07 August 2016
JEDDAH: Saudi Arabia faced numerous challenges over the past 18 months, both economically and politically. These challenges were culminated by the weakest economic expansion during the first quarter of 2016 since Q1, 2013. OPEC's decision to fend off competition by producing record levels pressured oil prices to as low as $25 per barrel in January 2016, according to a report by the National Commercial Bank.

Public spending adjustments resulted in real GDP decelerating to grow by 1.5 percent on an annual basis through January to March, following a revised 1.8 percent growth in Q4, 2015. The Arabian Light crude prices averaged $30.6 per barrel during Q1, 2016, acting as the main drag on the economy.

However, a rebound back to around $50 per barrel will certainly ease some of the pressure on the government. The figures released by the General Authority for Statistics reveal the oil sector expanded by 5.1 percent Y/Y in real terms, up from 4.5 percent Y/Y in the previous quarter, driven mainly by record oil production that remained above the 10 million bpd level throughout 2016. The government has opted not to invest in production capacity beyond the 12.5 million bpd, and given the moderation of oil prices, the oil sector contribution to the economy will remain limited going forward, the NCB report said.

Lesser oil revenues trickling down into the economy, especially as the government had to reduce spending to minimize the budget deficit greatly affected the non-oil sector.

During Q1, 2016, the sector's contraction of 0.7 percent Y/Y at constant prices, the second consecutive quarterly contraction, is expected to raise alarms as the government plans to rely heavily on the non-oil sector in its National Transformation Program (NTP).

Attributed to lower government expenditure, the private non-oil sector marginally grew by 0.2 percent annually, while the government non-oil sector receded by 2.6 percent annually. Gross fixed capital formation registered a second consecutive decline by 20.1 percent Y/Y in Q1, 2016, following Q4, 2015's drop of 16.7 percent Y/Y, putting downward pressure on potential economic growth in the medium-term.
 
Furthermore, the construction sector's nominal decline of 2.8 percent annually is expected to intensify over the next few quarters as NCB Construction Contract Award Index dropped 81 points during the first three months of this year. Imports of goods declined by 14.2 percent Y/Y as demand for machinery and equipment slows as a result of lesser construction activity, while exports of goods declined by 28.0 percent Y/Y due to lower oil prices, worsening a widening trade deficit.

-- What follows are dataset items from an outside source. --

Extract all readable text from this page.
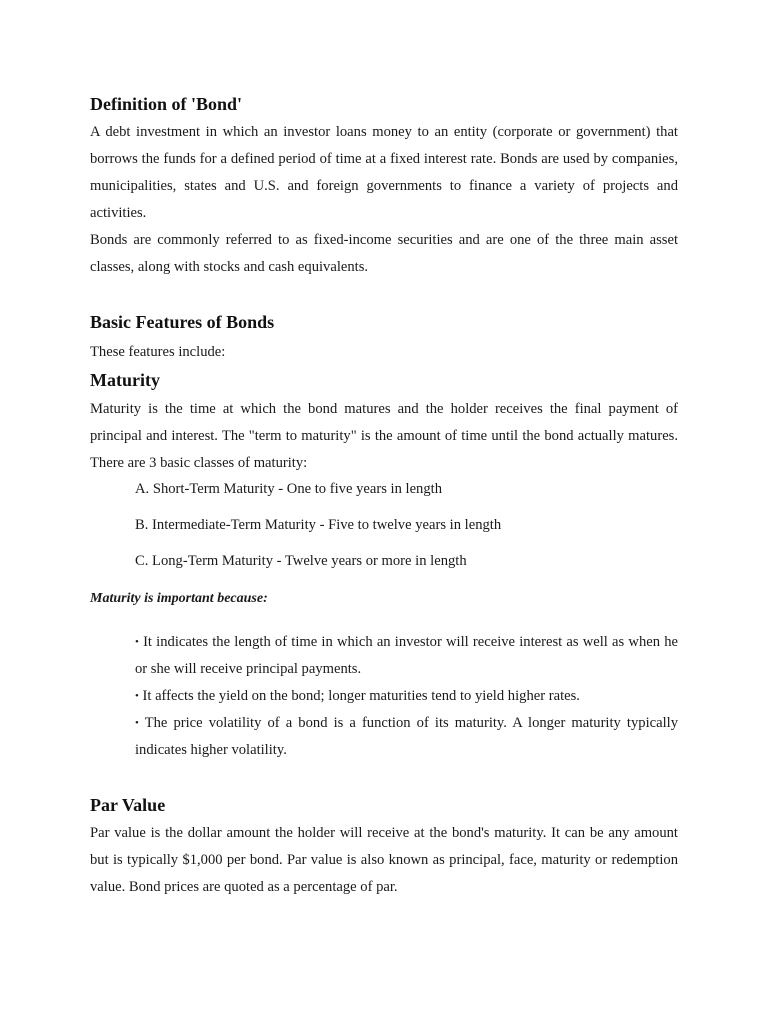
Definition of 'Bond'

A debt investment in which an investor loans money to an entity (corporate or government) that borrows the funds for a defined period of time at a fixed interest rate. Bonds are used by companies, municipalities, states and U.S. and foreign governments to finance a variety of projects and activities.

Bonds are commonly referred to as fixed-income securities and are one of the three main asset classes, along with stocks and cash equivalents.

Basic Features of Bonds

These features include:

Maturity

Maturity is the time at which the bond matures and the holder receives the final payment of principal and interest. The "term to maturity" is the amount of time until the bond actually matures. There are 3 basic classes of maturity:

A. Short-Term Maturity - One to five years in length

B. Intermediate-Term Maturity - Five to twelve years in length

C. Long-Term Maturity - Twelve years or more in length

Maturity is important because:

• It indicates the length of time in which an investor will receive interest as well as when he or she will receive principal payments.

• It affects the yield on the bond; longer maturities tend to yield higher rates.

• The price volatility of a bond is a function of its maturity. A longer maturity typically indicates higher volatility.

Par Value

Par value is the dollar amount the holder will receive at the bond's maturity. It can be any amount but is typically $1,000 per bond. Par value is also known as principal, face, maturity or redemption value. Bond prices are quoted as a percentage of par.
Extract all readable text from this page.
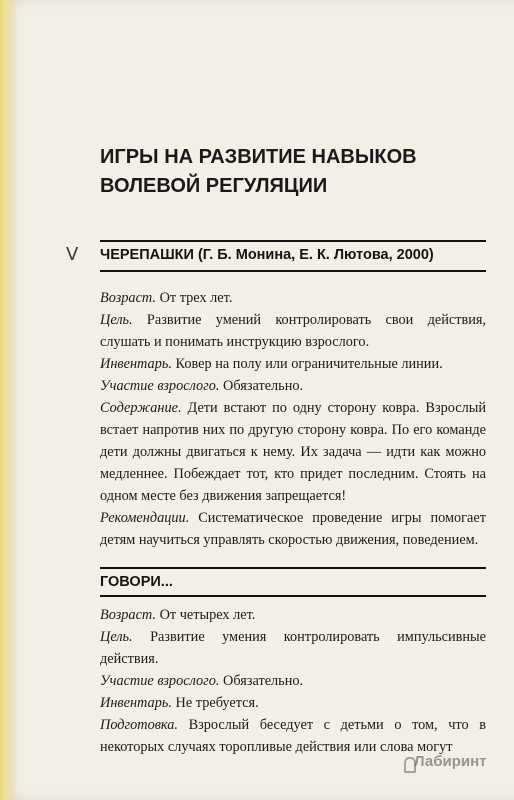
ИГРЫ НА РАЗВИТИЕ НАВЫКОВ ВОЛЕВОЙ РЕГУЛЯЦИИ
V ЧЕРЕПАШКИ (Г. Б. Монина, Е. К. Лютова, 2000)

Возраст. От трех лет.

Цель. Развитие умений контролировать свои действия, слушать и понимать инструкцию взрослого.

Инвентарь. Ковер на полу или ограничительные линии.

Участие взрослого. Обязательно.

Содержание. Дети встают по одну сторону ковра. Взрослый встает напротив них по другую сторону ковра. По его команде дети должны двигаться к нему. Их задача — идти как можно медленнее. Побеждает тот, кто придет последним. Стоять на одном месте без движения запрещается!

Рекомендации. Систематическое проведение игры помогает детям научиться управлять скоростью движения, поведением.

ГОВОРИ...

Возраст. От четырех лет.

Цель. Развитие умения контролировать импульсивные действия.

Участие взрослого. Обязательно.

Инвентарь. Не требуется.

Подготовка. Взрослый беседует с детьми о том, что в некоторых случаях торопливые действия или слова могут

Лабиринт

As economic uncertainty looms and the effect of the two-month salary bonus fades, consumption expenditure witnessed a significant moderation within the private sector, decelerating to 2.9 percent annually in Q1, 2016 from 14.9 percent during Q1, 2015. Furthermore, the finance, insurance and real estate sector maintained a relatively strong growth at 3.3 percent Y/Y, yet we expect liquidity constraints in the domestic market to weigh on the future performance of the sector, the NCB report said. 

In nominal terms, GDP contracted by 11.5 percent, the sixth consecutive contraction, mainly due to the oil sector's GDP decline. However, the non-oil sector's decline of 5.0 percent is more of a concern going forward.

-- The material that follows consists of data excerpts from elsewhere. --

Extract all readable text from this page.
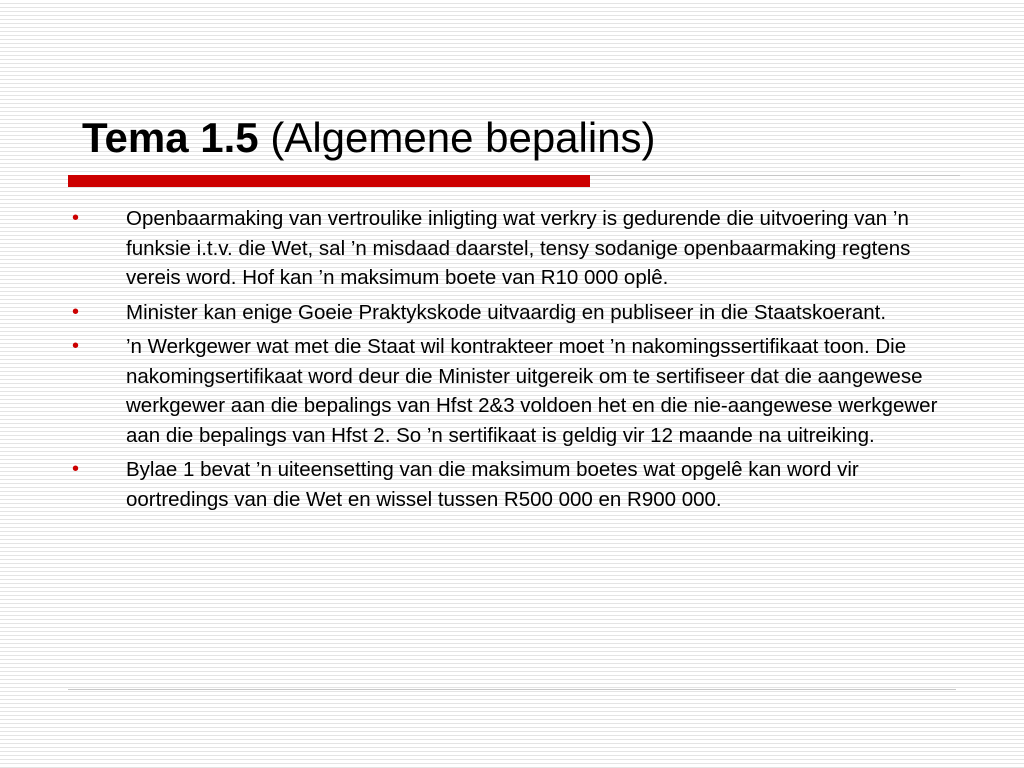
Tema 1.5 (Algemene bepalins)
• Openbaarmaking van vertroulike inligting wat verkry is gedurende die uitvoering van ’n funksie i.t.v. die Wet, sal ’n misdaad daarstel, tensy sodanige openbaarmaking regtens vereis word. Hof kan ’n maksimum boete van R10 000 oplê.
• Minister kan enige Goeie Praktykskode uitvaardig en publiseer in die Staatskoerant.
• ’n Werkgewer wat met die Staat wil kontrakteer moet ’n nakomingssertifikaat toon. Die nakomingsertifikaat word deur die Minister uitgereik om te sertifiseer dat die aangewese werkgewer aan die bepalings van Hfst 2&3 voldoen het en die nie-aangewese werkgewer aan die bepalings van Hfst 2. So ’n sertifikaat is geldig vir 12 maande na uitreiking.
• Bylae 1 bevat ’n uiteensetting van die maksimum boetes wat opgelê kan word vir oortredings van die Wet en wissel tussen R500 000 en R900 000.
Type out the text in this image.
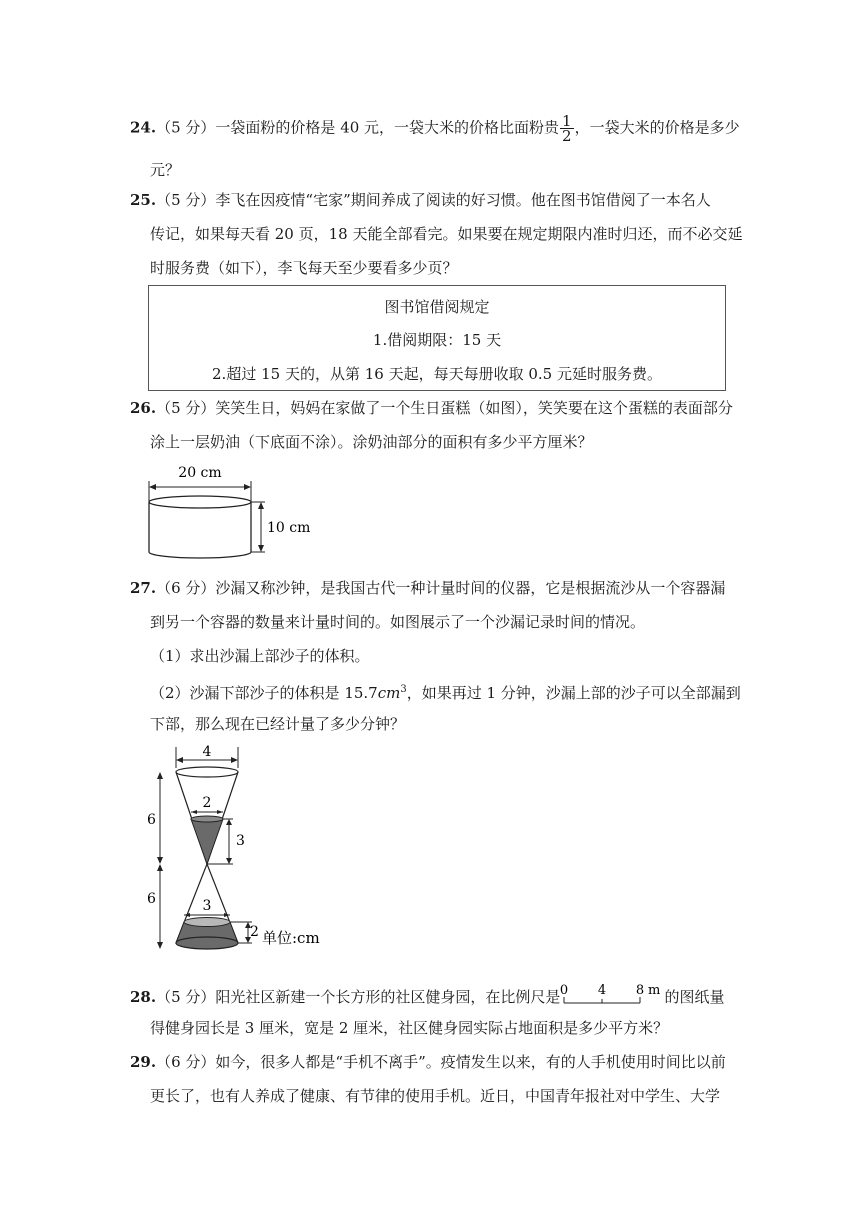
24.（5 分）一袋面粉的价格是 40 元，一袋大米的价格比面粉贵 $\frac{1}{2}$ ，一袋大米的价格是多少
元？
25.（5 分）李飞在因疫情“宅家”期间养成了阅读的好习惯。他在图书馆借阅了一本名人
传记，如果每天看 20 页，18 天能全部看完。如果要在规定期限内准时归还，而不必交延
时服务费（如下），李飞每天至少要看多少页？
图书馆借阅规定
1.借阅期限：15 天
2.超过 15 天的，从第 16 天起，每天每册收取 0.5 元延时服务费。
26.（5 分）笑笑生日，妈妈在家做了一个生日蛋糕（如图），笑笑要在这个蛋糕的表面部分
涂上一层奶油（下底面不涂）。涂奶油部分的面积有多少平方厘米？
20 cm
10 cm
27.（6 分）沙漏又称沙钟，是我国古代一种计量时间的仪器，它是根据流沙从一个容器漏
到另一个容器的数量来计量时间的。如图展示了一个沙漏记录时间的情况。
（1）求出沙漏上部沙子的体积。
（2）沙漏下部沙子的体积是 $15.7cm^3$，如果再过 1 分钟，沙漏上部的沙子可以全部漏到
下部，那么现在已经计量了多少分钟？
4
2
3
6
3
2
6
单位:cm
28.（5 分）阳光社区新建一个长方形的社区健身园，在比例尺是 0 4 8 m 的图纸量
得健身园长是 3 厘米，宽是 2 厘米，社区健身园实际占地面积是多少平方米？
29.（6 分）如今，很多人都是“手机不离手”。疫情发生以来，有的人手机使用时间比以前
更长了，也有人养成了健康、有节律的使用手机。近日，中国青年报社对中学生、大学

Saudi's NTP plans to raise non-oil revenues to SR530 billion in 2020, up from 2015's SR163.5 billion. The plan allocates an estimated SR446 billion over a five-year timeframe, of which the government assigned SR268 billion, while the private sector will contribute an expected SR178 billion. Attracting the private sector's capital will be challenging considering the weakening domestic economy and the geopolitical risks in neighboring countries. However, the government is adamant to guide the Saudi economy toward its planned Vision 2030, which envisages a diversified economy that is not reliant on an inherently volatile commodity.